辛茯能想到的最恐怖的事,也及不上此刻半分,一條蛇在身后幽怨而憤恨地斥責自己……
她猶豫了很久才轉過身,還好他仍是之前人的模樣,除了一頭烏發又變成了青藍色。若是變成盤踞在身后的一堆,她并不能保證自己會不會當場尖叫暈厥過去。
“他們都安全離開了,我親眼看到的。”她試圖解釋,然而忽然就沒有了底氣,畢竟這里的一切,都實在匪夷所思。
“他們離開這里就安全了?那外面有什么你可知道?你可知你幫他們打磨的箭矢,是用來對付誰的?”那一頭青藍色的長發,透著幽幽的光澤,令人不寒而栗。
“鑿齒……”辛茯的冷汗就流下來了,之前救人心切,竟是沒有思慮周全。難道自己竟是錯把他們生生送入了更可怕的境地之中……

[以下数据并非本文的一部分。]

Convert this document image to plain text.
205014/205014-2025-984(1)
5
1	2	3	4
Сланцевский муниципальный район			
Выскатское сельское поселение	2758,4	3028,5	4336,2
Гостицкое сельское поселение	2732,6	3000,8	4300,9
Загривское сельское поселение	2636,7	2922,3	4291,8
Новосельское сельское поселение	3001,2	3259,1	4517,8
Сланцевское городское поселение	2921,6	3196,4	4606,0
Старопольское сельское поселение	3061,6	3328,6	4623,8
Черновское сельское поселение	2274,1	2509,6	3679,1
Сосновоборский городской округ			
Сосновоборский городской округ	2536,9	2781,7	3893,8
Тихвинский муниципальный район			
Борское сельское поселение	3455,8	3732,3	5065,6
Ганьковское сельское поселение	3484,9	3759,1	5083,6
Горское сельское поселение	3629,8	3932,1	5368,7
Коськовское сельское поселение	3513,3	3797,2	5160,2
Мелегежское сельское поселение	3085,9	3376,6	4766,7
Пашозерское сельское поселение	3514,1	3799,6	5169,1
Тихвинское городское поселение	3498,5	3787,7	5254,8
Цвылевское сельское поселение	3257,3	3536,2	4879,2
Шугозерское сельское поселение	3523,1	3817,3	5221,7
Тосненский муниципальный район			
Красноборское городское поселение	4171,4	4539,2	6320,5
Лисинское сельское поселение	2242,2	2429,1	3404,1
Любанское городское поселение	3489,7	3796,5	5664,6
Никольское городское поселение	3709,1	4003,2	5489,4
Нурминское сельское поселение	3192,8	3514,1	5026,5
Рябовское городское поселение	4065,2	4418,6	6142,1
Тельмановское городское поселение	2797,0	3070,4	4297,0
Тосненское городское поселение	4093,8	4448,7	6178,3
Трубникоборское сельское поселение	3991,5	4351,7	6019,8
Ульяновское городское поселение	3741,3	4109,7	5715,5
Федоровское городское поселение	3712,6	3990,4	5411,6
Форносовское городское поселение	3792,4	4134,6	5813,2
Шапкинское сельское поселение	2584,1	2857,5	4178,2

“我怎么才能出去?你一定有辦法的對不對?”她全然忘記了面前這一位的真正面目,死死揪著他的衣袖。
“以修大神的氣度和神力,屈居于此必然是不得已。區區閶闔之境,如何困得住你?你一定可以帶我出去的。”辛茯用萬分確定和景仰的目光看著他,不容他錯過自己的每一絲崇拜仰仗之意。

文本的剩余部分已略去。